Every year I sign up for field trips with the Natural Resources Foundation of Wisconsin. Usually a kayak trip or two and a walk into some remote or difficult to access bit of the state. This year the two walking field trips found me up north – first to the Dunn Lake Pines State Natural area and second to the Porcupine Wilderness.
I picked the Dunn Lake trip because it features an old growth forest and I’m growing to love these rare bits of the environment. This one is even more secluded because it is surrounded by land contained in the state’s largest home ownership association so there is no access except via the Presque Isle River which I learned is very difficult to traverse because so many trees are down along its length which would mean hauling the kayak out and portaging. Bleah. That’s why this outing was special – the DNR worked with the Natural Lakes Association for special passes to park near the trailhead. I really wanted to spend more time at certain places, like the bog we walked through, but there wasn’t time, but I did what I could.

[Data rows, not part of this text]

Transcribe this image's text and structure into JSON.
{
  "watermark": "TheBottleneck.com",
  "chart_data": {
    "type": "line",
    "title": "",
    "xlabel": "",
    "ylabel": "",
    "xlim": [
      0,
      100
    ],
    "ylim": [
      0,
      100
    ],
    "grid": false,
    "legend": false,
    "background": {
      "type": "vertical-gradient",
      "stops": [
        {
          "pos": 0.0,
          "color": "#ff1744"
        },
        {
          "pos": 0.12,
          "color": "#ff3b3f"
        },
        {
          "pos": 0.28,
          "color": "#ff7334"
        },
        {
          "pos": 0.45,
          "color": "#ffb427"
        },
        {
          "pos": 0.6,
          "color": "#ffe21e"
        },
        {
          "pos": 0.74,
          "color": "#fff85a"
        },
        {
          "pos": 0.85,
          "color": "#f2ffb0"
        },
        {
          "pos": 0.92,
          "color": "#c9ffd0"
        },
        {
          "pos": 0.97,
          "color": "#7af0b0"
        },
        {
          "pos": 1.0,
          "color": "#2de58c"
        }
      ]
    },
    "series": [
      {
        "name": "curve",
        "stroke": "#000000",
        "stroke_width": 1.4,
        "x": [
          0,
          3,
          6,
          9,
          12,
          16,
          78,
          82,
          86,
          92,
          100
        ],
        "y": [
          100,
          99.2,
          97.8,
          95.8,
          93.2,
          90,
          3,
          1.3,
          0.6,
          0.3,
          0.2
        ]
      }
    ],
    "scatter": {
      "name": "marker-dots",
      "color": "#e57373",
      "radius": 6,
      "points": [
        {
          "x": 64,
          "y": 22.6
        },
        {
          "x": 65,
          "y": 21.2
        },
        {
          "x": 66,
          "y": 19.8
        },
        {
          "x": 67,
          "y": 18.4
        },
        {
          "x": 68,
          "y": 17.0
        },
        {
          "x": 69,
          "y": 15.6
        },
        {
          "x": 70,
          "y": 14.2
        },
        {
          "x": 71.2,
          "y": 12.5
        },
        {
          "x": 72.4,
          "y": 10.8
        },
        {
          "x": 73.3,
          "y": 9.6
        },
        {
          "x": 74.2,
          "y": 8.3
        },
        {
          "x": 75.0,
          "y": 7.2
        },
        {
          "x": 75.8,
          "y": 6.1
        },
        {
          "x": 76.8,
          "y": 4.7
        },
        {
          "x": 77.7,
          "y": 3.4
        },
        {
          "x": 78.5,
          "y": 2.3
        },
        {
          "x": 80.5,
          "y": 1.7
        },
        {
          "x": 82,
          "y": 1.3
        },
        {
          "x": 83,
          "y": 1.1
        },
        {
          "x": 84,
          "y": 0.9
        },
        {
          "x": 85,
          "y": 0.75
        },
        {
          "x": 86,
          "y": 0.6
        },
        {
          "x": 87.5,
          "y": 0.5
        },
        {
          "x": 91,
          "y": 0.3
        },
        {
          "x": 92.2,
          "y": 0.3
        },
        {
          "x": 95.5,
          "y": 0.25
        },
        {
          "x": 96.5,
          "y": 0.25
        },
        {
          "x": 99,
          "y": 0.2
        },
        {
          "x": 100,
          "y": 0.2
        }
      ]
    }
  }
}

Of course we had to seek out and find the largest white pines we could. Our guides knew roughly where they were and it didn’t take long before we found a beauty –
And here I am looking up the trunk. You can’t even see its own canopy, only that of the surrounding maples. It’s probably 150 feet tall or more and so the branches disappear when you’re right under it. Standing off a ways you can see it’s alive and still vigorous. I wish I took note of the measurement, but I didn’t. Anyway as you can see, it was big.
Mostly these trips are to see and experience areas I might not explore on my own and to learn about the different ecosystems we have here in Wisconsin. That’s why I was excited to join the outing at the Porcupine Lake Wilderness. Not only is it a gem of the northwoods, but our guide would be teaching navigation and orienteering. Something I really need to understand better, especially if I want to explore our State Natural Areas, most of which do not have trails.
Just look at that lake. That wild shoreline. Ah paradise. But so darn far from the road and wheeled vehicles of any kind are prohibited off the actual roads in the Wilderness. That includes canoe and kayak dollies. So you have to carry the thing in on your own steam. Great if there’s more than one of you, but kinda makes solo paddling difficult. Especially that I’m not Hercules. Maybe one day if I get a super light boat I can give it a go. I may go back anyway to hike and photograph the wild streams in and around Porcupine Lake. I really wished for more time to shoot Porcupine Creek and nearby Eighteen Mile Creek. Ah well. I can always go back up.
The Porcupine Lake Wilderness has some trails that are still in use, but because it’s a Wilderness, they are not actively maintained. The ones that get the most use lead to the lake and the many suitable camping areas nearby. Others have fallen into disuse and can barely be seen sometimes. As a matter of fact, we were navigating by GPS to the trail and we stepped right over it before someone noticed that we had. Being designated a Wilderness means a hands-off approach when it comes to forest management. There will be no thinning or controlled burns or any other interference by humans. Even though it’s only had this status since the 1980s, the signs are there if you know how to look. Basically it’s tree density – an actively managed forest has a certain look since foresters routinely evaluate for high quality trees and remove those that don’t make the grade.
We went off trail and did our best to use compass and map to get to the points Ron wanted us to reach. After a bit of getting the hang of it, I did pretty well. Not sure I’ll ever navigate that way again since I use an app now. Even without a cell signal it uses the GPS locator in the phone to connect to satellites. Even the old stand-alone GPS devices are a little easier to use provided you have a way point to walk towards. Say back to your car. But we did it the old fashioned way and walked through some beautiful forest. When we stopped I tried to find some grab shots that worked. Using ferns and logs for leading lines and anchors was a natural.
Then we broke for lunch and I wandered around a little after I was done. It was a perfect fall day. I mean just look at this –
Then while wandering around the small balsam firs I saw the weirdest thing – check this out –
OMG look at this!!
Snakes canoodling in a balsam fir sapling.
Seriously. What? The? Heck?
Those three (I think it’s three) were at the top, about 3 1/2 feet off the ground, just chillin. Then this one was on a lower branch all by its onesies. No idea. It’s not mating season. It was a little early for them to be gathering for hibernation (called brunation in reptiles) so I don’t think that’s what they were doing. I’ve seen a lot of garter snakes over the years, some swimming which they do rather well, but all have been on the ground. They have been known to climb small bushes and trees and evidently these particular snakes seem to like it. Maybe they were evading predators. Or getting off the cooler ground to find a bit of sun. Whatever the reason it was a treat to see this phenomenon. I called the others to come quietly and we all stood around marveling at these gentle creatures enjoying the season as much as we were. None of the others had ever seen anything like this either.
They didn’t get spooked and after a while we left them to it. Whatever it was.
And that’s a wrap. Two interesting outings with the NRF and hopefully some ok photos. As I said, I can’t really take the time to really work these locations, but I still enjoy seeing them and learning more about our great outdoors.
Snakes canoodling in a balsam fir! How interesting! If you have a Christmas tree, that would make for a very interesting decoration — and conversation piece.